There is no doubt that independently from his more praxis oriented conceptualization of proletarian culture Bogdanov developed also a more anthropological understanding of culture in works such as Filosofiya zhivogo opyta, Nauka ob obshchestvennom soznanii and Tektologiya. But this would be another topic of reflection.

Commentary by David Rowley

What particularly strikes me in Jutta Scherrer’s article is the evidence she provides for appreciating the unity of theory and practice in Bogdanov’s work. The fundamental question for a historical materialist is how being determines consciousness, and Bogdanov answered it by asserting that the technology of production is primary, and that cognitive and normative ideological forms (including art) are secondary (Bogdanov 2020: 332). He further asserted that the fundamental class division in society is between organizers (those who master the technology of the era and who are in charge of production) and implementers (those who carry out the directives of the organisers). Bogdanov explains the specialization of bourgeois science, the dualism of bourgeois philosophy, and the absolutism of bourgeois morality as consequences of the role the bourgeoisie played in organizing capitalist production.

The transition to socialism, according to Bogdanov, will be the consequence of a change in the technology of production – that is, the transition to production by self-regulating automatic machines. By overseeing such machines, workers will become organizers as well as implementers, and ‘the unity of cognitive methods (the highest form of monism) that is developing will make human thinking an increasingly systematic and harmonious system’ (Bogdanov 2022: 137). This new type of thinking will lead to collectivism – or the ‘integration of man’ – as Scherrer points out.

Bogdanov’s unity of theory and practice encompasses the idea that it is because of their relation to the technology of production that proletarians must be the leaders in the creation of proletarian (socialist, collectivist) culture. As Scherrer shows, at every stage of Bogdanov’s development of the idea of proletarian culture, workers are the prime movers: during his exile in Tula, Bogdanov’s worker-pupils led him to ‘connect technical and economic phenomena with the forms of spiritual culture arising out of them’; the Party Schools at Capri and Bologna were intended to foster the self-development of proletarians; and finally, ‘the Proletkult organization would be open only to the most highly qualified workers of the leading industrial sectors’.
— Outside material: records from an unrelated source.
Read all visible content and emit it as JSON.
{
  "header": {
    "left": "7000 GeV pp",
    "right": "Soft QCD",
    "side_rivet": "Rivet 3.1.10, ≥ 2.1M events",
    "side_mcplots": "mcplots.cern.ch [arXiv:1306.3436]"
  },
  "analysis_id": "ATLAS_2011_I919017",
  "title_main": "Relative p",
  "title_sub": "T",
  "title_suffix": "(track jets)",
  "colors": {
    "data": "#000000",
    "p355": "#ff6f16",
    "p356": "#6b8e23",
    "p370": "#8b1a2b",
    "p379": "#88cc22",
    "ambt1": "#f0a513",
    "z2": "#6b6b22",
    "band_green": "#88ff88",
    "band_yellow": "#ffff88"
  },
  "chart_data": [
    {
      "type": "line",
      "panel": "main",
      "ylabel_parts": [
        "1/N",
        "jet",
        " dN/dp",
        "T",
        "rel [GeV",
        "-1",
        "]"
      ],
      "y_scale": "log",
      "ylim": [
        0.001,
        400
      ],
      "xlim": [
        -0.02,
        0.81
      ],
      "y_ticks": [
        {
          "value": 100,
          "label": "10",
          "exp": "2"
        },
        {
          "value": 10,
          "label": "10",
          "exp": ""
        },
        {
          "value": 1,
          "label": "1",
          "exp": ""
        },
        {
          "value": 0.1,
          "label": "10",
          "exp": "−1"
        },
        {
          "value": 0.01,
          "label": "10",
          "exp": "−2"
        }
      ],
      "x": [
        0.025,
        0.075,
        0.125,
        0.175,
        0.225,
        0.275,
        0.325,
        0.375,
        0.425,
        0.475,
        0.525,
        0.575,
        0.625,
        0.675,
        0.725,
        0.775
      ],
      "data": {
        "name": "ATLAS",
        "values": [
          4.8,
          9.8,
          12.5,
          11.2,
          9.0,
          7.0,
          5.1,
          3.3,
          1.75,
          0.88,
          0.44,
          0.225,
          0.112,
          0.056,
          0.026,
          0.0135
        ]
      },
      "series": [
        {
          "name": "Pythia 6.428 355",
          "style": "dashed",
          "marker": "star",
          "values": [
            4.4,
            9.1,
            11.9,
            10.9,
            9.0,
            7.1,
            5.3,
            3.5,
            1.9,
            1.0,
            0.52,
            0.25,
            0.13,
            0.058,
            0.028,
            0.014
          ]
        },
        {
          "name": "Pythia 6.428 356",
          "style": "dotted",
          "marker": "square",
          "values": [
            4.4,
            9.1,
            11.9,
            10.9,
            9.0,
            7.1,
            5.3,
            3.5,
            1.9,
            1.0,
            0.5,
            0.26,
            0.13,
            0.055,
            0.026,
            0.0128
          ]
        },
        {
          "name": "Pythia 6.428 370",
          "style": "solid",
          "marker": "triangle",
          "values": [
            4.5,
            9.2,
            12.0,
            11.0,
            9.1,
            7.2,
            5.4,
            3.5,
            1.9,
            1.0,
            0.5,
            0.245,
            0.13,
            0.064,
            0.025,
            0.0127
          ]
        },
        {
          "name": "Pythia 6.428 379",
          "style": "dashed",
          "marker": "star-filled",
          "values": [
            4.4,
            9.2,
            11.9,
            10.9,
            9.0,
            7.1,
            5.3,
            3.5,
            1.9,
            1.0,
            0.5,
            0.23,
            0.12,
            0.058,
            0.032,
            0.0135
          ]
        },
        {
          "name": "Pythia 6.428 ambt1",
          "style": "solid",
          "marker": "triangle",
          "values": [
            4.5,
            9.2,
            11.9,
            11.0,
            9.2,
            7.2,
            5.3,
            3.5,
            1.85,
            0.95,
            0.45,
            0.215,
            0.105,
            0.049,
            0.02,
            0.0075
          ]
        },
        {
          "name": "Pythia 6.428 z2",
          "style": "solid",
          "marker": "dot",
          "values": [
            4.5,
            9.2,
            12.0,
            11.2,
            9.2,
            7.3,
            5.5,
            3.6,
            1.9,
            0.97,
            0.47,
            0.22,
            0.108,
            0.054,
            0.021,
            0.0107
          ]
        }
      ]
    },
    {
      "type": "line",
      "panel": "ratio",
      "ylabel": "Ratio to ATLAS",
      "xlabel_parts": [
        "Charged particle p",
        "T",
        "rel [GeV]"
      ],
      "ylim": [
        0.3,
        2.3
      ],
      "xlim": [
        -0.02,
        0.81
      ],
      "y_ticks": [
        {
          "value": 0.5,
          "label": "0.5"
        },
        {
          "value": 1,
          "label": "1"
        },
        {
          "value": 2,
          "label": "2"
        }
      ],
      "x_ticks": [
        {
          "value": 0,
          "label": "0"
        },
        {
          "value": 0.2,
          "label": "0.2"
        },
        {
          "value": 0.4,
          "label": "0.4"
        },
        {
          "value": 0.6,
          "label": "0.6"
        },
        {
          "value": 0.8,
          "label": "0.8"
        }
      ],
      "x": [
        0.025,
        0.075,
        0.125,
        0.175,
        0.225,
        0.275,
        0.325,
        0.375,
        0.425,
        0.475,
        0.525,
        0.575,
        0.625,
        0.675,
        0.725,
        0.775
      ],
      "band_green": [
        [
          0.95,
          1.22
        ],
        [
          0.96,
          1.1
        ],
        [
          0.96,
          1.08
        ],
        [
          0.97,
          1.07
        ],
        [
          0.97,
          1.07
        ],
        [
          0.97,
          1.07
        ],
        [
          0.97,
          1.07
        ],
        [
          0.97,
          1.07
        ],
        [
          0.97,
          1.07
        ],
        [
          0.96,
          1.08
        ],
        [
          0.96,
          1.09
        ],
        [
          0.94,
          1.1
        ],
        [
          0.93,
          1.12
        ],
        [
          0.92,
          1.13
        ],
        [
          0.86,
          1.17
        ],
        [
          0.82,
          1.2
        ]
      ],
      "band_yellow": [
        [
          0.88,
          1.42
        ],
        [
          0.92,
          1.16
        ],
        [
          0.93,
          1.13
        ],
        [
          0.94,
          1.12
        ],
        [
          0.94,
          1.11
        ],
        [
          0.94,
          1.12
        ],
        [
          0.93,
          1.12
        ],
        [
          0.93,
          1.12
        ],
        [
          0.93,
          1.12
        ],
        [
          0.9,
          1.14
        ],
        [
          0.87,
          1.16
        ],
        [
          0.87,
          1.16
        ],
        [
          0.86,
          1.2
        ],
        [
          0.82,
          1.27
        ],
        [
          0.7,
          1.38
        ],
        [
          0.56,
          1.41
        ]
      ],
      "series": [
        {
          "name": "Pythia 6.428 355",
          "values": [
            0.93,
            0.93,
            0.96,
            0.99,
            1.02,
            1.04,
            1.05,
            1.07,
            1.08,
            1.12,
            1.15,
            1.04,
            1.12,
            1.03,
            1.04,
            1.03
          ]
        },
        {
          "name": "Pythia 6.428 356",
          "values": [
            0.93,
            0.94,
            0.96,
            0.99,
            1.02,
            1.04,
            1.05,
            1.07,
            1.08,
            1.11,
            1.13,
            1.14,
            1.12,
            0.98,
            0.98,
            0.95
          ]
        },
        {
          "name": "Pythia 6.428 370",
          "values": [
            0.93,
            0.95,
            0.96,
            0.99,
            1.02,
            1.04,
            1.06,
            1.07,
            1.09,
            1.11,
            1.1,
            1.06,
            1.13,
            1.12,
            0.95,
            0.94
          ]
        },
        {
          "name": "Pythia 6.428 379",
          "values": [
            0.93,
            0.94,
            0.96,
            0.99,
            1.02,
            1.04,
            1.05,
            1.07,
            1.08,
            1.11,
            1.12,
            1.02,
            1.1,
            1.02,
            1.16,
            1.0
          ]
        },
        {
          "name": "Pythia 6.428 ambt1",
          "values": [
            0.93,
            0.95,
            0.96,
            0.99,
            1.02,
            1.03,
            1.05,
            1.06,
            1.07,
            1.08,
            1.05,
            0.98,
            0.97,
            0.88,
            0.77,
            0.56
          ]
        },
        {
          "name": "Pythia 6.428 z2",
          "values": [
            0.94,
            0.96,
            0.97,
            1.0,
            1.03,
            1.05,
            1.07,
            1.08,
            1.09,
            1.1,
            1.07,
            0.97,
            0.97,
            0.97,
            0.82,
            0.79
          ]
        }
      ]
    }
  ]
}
Bogdanov had anticipated this idea in The Cultural Tasks of Our Time, when he presented the idea of the Proletarian University (and the Proletarian Encyclopaedia, which will arise from it and which will embody the ultimate expression of the proletarian world view). The new university will not be open to children fresh from (bourgeois) high school and with no experience in productive labour. Instead, students of the “New University” will “already be essentially adults with serious experience in the sphere of labour and social struggle …. Such ‘students’ will be real comrades of their ‘professors’ and in their turn will lead the professors in fulfilling their collective-creative task” (Bogdanov 1911: 70).

Bogdanov’s confidence in the ability of proletarians to create proletarian culture was the logical consequence of his belief that being determines consciousness.